England's teacher training system 'broken down'
The system of planning teacher training in England has broken down and risks a future shortage of teachers, a university think tank says.
The Department for Education has switched about 9,000 teacher training places from universities to schools under its School Direct programme.
But Million+ predicts, with only 45% of places on it filled, there will be 3,000 fewer teachers trained by 2014.
The government said heads were choosing "only the brightest graduates".
A spokeswoman for the Department for Education said the programme was "a response to what schools told us they wanted, a greater role in selecting and recruiting trainees with potential to be outstanding teachers".
The spokeswoman said the programme was proving "extremely popular". By May some 22,500 people had applied for half as many places.
She added head teachers had rightly been choosey, only accepting graduates with the highest skills.
The Commons Education Select Committee is conducting an inquiry into teacher training and has just published evidence submitted to it.
In her evidence to the committee, Pam Tatlow, chief executive of Million+ - a think tank that also represents newer universities - said School Direct, , which is focused around on-the-job, school-based training, had been introduced "without any robust assessment of its impact on teacher supply".
"Ministers say that schools should lead the commissioning of teacher training, but it is clear that this will not guarantee the number of trained teachers that will be needed by schools across the country in the future.
"Universities that have run very successful programmes to enhance the expertise of prospective teachers in key specialist shortage subjects are not being allocated numbers."
She added: "The combined impact of the new Ofsted regime under which fewer schools are being classed as outstanding, new rules which debar universities rated as good teacher training providers from having any guarantee of training numbers and the transfer of places to schools which are clearly finding it difficult to recruit suitable applicants has created a triple whammy.
"As a result the national system for planning and delivering an adequate number of qualified and trained teachers has broken down."
Ms Tatlow added: "Universities which have been at the heart of high quality teacher training are being side-lined and expected to take all the risks with no guarantee of training numbers. This is clearly untenable.
"MPs should be very concerned that well-regarded higher education providers will pull the plug on teacher training altogether because of the uncertainty that has been created."
She said: "Rather than expand the programme, School Direct numbers should be reduced in 2014-15 and a national strategy agreed to bring some stability and common-sense back into the system."

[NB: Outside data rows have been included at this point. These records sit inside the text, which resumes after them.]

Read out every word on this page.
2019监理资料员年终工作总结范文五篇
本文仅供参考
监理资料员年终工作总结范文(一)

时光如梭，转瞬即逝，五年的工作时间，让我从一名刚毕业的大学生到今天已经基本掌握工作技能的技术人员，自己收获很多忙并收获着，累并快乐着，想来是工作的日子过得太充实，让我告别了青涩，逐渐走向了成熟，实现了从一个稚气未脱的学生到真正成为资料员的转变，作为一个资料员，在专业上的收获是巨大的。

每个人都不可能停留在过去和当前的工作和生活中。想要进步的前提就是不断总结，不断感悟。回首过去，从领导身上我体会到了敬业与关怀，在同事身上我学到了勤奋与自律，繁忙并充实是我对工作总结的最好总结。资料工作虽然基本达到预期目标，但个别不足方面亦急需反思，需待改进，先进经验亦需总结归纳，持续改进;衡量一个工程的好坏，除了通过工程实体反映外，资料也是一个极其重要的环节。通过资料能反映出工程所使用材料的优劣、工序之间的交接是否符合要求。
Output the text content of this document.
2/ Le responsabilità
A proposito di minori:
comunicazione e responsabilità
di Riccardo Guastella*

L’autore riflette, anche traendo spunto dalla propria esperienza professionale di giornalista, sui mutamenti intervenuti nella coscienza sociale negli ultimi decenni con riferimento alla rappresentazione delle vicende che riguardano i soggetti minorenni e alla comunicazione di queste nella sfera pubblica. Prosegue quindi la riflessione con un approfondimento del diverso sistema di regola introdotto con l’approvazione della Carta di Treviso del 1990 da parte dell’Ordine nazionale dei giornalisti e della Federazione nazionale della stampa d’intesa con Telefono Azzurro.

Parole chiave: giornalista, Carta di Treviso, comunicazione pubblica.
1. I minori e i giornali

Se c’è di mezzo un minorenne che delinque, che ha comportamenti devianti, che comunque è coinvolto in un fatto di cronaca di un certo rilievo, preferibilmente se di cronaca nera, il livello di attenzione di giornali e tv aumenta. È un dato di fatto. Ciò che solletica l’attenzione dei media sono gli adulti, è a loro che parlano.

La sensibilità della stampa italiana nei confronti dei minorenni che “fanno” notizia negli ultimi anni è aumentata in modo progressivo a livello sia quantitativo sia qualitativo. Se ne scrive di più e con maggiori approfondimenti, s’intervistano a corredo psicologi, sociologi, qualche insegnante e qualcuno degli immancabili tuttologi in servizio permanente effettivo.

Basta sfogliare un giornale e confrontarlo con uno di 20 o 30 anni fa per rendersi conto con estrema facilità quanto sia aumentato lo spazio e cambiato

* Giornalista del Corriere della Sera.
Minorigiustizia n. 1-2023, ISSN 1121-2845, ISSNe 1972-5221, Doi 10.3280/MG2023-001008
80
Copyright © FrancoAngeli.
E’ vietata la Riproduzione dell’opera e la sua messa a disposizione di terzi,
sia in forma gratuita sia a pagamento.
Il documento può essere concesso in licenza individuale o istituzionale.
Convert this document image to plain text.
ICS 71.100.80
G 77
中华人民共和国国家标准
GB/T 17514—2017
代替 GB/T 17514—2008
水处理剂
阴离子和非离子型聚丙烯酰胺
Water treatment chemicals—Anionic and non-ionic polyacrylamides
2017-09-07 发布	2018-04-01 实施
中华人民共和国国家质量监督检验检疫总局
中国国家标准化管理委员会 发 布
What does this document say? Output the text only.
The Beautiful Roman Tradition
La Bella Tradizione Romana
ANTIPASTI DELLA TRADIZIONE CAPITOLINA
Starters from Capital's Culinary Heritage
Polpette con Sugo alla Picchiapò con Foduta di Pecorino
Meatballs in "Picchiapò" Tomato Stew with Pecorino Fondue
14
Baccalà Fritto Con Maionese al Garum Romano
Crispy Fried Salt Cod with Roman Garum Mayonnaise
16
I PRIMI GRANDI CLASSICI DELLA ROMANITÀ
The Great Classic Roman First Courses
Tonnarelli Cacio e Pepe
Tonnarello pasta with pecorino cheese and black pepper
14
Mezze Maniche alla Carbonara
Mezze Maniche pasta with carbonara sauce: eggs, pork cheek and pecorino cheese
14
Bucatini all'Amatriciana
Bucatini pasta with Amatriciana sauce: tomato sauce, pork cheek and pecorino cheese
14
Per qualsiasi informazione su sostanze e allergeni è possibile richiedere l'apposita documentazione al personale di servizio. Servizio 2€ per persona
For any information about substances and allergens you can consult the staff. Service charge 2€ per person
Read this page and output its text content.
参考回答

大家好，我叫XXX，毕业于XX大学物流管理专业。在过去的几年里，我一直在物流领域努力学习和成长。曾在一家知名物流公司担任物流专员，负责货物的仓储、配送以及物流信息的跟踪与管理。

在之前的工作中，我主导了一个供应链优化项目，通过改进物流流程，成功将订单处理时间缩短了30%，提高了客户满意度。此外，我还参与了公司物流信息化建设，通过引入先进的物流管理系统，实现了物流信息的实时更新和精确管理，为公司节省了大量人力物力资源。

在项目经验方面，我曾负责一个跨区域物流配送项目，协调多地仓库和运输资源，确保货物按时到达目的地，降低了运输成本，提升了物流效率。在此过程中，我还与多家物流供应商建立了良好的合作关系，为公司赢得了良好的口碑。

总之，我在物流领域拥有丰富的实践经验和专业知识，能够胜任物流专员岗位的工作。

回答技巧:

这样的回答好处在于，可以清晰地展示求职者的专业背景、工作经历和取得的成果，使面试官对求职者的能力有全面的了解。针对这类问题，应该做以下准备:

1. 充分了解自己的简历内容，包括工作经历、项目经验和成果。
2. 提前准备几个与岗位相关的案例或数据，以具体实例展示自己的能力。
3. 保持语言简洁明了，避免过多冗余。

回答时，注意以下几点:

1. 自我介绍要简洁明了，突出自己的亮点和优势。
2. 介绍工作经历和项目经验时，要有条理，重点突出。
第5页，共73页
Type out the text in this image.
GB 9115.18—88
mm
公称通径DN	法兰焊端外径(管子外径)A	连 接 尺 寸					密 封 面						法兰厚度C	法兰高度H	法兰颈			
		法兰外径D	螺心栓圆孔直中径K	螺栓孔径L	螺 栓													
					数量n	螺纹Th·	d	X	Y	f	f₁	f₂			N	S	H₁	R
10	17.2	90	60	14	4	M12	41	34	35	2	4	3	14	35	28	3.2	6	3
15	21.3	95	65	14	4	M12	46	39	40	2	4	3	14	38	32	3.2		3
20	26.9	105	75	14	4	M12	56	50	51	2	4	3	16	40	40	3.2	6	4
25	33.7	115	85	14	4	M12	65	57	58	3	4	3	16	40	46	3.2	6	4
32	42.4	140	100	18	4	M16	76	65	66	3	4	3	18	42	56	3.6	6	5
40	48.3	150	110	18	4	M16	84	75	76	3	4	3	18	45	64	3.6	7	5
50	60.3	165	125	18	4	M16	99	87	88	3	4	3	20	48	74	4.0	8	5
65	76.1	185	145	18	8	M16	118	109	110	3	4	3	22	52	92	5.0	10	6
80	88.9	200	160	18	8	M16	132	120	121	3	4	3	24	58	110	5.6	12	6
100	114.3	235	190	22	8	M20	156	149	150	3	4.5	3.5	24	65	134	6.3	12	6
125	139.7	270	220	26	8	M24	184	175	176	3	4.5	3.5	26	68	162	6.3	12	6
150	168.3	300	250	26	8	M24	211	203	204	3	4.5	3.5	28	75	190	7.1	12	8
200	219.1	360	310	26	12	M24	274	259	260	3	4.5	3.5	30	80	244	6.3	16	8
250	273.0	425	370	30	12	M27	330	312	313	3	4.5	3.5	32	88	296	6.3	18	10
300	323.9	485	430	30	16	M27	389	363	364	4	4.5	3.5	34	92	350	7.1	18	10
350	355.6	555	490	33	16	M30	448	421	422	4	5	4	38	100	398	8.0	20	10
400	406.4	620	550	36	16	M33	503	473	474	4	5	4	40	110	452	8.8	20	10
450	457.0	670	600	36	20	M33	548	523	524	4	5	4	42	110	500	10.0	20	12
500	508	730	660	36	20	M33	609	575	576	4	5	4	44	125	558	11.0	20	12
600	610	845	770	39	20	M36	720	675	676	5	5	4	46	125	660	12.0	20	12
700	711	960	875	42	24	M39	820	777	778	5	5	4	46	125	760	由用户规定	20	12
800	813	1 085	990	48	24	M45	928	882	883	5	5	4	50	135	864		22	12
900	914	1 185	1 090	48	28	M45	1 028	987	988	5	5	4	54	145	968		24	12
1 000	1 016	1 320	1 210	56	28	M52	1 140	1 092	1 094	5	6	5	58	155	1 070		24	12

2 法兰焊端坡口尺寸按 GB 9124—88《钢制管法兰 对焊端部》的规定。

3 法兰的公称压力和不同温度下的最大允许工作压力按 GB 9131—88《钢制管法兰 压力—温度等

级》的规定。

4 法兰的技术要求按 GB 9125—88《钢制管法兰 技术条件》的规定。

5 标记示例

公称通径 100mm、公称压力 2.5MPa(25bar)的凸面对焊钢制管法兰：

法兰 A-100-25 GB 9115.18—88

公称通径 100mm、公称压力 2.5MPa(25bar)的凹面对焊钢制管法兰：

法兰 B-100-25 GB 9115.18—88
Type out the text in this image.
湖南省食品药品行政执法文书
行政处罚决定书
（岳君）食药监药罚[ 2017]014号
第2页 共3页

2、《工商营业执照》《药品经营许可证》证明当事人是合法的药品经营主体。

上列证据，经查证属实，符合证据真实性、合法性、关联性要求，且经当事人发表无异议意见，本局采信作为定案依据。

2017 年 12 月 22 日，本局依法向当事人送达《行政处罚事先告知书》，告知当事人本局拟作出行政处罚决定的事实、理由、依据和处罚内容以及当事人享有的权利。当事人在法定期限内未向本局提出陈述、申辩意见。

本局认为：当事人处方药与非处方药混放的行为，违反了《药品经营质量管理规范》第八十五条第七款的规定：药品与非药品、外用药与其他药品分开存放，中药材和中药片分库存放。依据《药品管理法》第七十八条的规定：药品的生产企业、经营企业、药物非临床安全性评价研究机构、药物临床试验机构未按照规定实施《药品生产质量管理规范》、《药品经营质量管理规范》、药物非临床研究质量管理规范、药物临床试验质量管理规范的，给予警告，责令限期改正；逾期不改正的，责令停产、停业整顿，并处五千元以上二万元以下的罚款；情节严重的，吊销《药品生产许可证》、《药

Kevin Brennan, Labour's shadow school's minister, said the government's "failure and incompetence means there is now a crisis in teacher recruitment".
"We have already seen 6,000 teachers quit the profession on [Prime Minister David Cameron's] watch, now it looks like there will be a shortfall of 3,000 teacher trainees on top of that.
"This is a real risk to standards, and parents will be worried.
"David Cameron is damaging standards by allowing unqualified teachers into our classrooms.
"This is not the answer to the recruitment crisis he has created. Pupils deserve better."
The Million + study comes after analysis by leading teacher recruitment expert Prof John Howson, of Oxford Brookes University, revealed that by early July schools had accepted only 5,000 trainees on the scheme.